Shoe Zone, the U.K.'s biggest discount shoe retailer, saw revenues and profits drop in the six months ended 1 April due to the devaluation of sterling and continued store closures. As a result, it offered a cautious outlook for the remainder of the year.

Sales declined by 2.3 percent over the year-ago period to £72.9 million (€84.0m-$94.5m). The company said that it continued to manage the impact of the devaluation of sterling during the first six months. As it reaches the annualized rebasing of the exchange rate, the impact will be lower.

Sales and profits have also been hit by the continuing rationalization of the stores portfolio as the company continues to close down loss-making units. After their renewal, average rental costs fell by 21.4 per cent from year-ago levels, equivalent to full-year savings of £176,000 (€202,800-$228,000). The company now has 504 stores in the U.K. and Republic of Ireland.

The chief executive of the company, Nick Davis, noted that the group's “Big Box trial” has continued to perform well. These stores tend to be located in retail parks and are on average double the size of many of its urban stores. Davis said that Shoe Zone will accelerate the roll-out of the concept during the second half of 2017 and is aiming to have 10 Big Box stores in operation by the end of 2017.

Meanwhile, revenues from multi-channel retailing grew by 30 percent in the six-month period. The company continues to develop mobile technology as the primary focus of its expanding digital strategy. Mobile visits now account for 76 percent of total visits to its website, up from 70 percent last year. As before, its products are sold in the rest of Europe through Amazon's marketplace.

The group has continued to maintain key price points for its core discounted lines, and the turnover generated by the sale of handbags and other accessories has risen by 24 percent. It has increased its direct sourcing so that footwear orders placed directly with overseas factories increased to 83.4 percent of total footwear orders in the first half, up from 72.2 percent the year before.

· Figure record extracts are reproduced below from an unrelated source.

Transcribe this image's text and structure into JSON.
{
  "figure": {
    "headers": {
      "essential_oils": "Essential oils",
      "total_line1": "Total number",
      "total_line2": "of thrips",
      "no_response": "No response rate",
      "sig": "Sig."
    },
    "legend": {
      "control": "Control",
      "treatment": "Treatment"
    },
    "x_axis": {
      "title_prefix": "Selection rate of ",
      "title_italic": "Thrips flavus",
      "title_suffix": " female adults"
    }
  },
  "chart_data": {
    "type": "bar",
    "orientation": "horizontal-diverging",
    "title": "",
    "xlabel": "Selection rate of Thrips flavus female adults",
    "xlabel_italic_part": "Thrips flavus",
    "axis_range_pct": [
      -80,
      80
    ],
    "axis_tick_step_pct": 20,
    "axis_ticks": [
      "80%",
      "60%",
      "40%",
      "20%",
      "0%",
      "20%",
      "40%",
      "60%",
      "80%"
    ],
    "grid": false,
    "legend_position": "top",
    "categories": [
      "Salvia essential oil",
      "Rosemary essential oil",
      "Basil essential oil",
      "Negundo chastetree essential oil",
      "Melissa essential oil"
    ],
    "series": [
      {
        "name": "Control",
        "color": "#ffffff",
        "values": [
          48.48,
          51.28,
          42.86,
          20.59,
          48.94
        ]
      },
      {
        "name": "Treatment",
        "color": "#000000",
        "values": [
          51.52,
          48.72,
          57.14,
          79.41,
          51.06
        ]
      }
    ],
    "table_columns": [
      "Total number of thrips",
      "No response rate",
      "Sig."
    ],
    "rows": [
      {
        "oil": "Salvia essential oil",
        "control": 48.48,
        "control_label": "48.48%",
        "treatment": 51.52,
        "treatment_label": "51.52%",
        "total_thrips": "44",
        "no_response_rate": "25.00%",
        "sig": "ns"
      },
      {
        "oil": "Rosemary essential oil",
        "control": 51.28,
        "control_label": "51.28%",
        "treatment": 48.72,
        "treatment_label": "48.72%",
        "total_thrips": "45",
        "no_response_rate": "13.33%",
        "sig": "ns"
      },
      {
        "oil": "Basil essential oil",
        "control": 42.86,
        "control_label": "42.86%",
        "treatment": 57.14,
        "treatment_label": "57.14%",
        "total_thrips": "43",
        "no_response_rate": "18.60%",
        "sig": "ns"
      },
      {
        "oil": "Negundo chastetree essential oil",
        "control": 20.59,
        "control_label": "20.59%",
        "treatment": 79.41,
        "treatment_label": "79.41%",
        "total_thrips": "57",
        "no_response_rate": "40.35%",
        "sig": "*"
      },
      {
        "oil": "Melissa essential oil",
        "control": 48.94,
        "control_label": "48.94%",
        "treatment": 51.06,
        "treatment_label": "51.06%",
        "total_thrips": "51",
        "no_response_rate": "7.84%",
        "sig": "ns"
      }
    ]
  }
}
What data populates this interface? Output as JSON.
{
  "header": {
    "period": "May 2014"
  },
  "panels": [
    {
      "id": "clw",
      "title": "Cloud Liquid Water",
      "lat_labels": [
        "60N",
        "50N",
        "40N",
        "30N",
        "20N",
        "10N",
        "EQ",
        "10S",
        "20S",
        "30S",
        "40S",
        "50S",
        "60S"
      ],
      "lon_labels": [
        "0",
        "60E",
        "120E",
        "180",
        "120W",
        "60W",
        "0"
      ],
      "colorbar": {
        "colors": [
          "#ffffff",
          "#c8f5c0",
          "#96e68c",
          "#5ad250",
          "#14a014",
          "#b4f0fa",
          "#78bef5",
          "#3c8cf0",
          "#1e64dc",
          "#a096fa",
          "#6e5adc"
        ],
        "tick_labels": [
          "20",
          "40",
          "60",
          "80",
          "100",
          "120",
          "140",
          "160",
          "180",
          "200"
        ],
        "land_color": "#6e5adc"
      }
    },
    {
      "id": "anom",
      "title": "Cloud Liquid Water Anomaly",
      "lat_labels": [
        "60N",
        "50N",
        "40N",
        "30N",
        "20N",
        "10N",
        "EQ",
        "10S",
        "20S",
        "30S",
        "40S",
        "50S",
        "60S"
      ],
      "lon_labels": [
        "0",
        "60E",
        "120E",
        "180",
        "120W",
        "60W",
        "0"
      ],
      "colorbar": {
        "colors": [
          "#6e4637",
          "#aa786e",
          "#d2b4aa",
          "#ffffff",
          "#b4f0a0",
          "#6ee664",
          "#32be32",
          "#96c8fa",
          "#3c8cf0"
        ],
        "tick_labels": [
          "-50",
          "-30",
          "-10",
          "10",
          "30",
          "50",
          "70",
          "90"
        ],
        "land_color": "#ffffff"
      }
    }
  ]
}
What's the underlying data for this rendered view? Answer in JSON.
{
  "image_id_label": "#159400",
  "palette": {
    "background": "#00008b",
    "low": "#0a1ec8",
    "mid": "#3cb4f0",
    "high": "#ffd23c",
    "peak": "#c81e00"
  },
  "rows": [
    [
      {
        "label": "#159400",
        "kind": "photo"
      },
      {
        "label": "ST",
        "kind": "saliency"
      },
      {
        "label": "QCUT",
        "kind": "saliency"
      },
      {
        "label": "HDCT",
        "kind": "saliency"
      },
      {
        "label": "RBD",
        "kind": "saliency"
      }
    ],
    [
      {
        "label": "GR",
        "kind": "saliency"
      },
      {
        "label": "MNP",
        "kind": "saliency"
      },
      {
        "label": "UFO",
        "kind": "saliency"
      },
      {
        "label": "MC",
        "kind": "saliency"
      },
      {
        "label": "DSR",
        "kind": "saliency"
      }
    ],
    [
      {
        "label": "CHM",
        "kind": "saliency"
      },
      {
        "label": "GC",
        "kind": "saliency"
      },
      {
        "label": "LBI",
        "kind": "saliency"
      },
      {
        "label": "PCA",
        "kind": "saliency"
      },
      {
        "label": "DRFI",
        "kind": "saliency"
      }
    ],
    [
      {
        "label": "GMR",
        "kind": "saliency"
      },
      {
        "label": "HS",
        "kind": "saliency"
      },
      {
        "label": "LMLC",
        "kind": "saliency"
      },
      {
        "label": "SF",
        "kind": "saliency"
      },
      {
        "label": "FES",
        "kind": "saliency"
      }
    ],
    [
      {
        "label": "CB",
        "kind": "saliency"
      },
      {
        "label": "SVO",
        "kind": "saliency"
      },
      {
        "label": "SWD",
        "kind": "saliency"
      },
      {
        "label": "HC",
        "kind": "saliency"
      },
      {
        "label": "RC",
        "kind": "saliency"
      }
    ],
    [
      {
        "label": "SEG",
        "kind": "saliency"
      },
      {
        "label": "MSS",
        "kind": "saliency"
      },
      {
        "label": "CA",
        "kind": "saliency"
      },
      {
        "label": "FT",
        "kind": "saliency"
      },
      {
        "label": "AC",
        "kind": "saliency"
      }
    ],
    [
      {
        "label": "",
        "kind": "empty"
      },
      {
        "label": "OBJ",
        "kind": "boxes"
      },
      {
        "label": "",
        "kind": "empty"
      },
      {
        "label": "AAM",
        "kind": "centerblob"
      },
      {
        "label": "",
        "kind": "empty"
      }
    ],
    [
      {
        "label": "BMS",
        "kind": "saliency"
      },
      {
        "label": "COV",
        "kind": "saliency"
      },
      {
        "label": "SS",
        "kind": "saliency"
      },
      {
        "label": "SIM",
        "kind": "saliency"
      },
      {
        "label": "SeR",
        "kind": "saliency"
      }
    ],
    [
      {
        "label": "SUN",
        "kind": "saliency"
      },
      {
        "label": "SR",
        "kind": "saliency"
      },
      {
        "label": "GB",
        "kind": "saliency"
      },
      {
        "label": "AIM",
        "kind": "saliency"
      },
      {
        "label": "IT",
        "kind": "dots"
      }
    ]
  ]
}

As a result of all these measures, the product gross margin of the British retailer improved by 1.7 percentage points to 62.8 per cent. The underlying profit before tax dropped by 23.5 percent to £1.3 million (€1.5m-$1.7m), however.

Shoe Zone is celebrating its 100th anniversary this year. Looking at the remainder of the year, the company said that the British retail market remains uncertain given the political environment in the U.K. and across Europe. It added that sales continue to be broadly in line with expectations, with the cost base benefiting from lower rental costs. However, it noted that this may be partially offset by the potential impact of increases in shipping costs.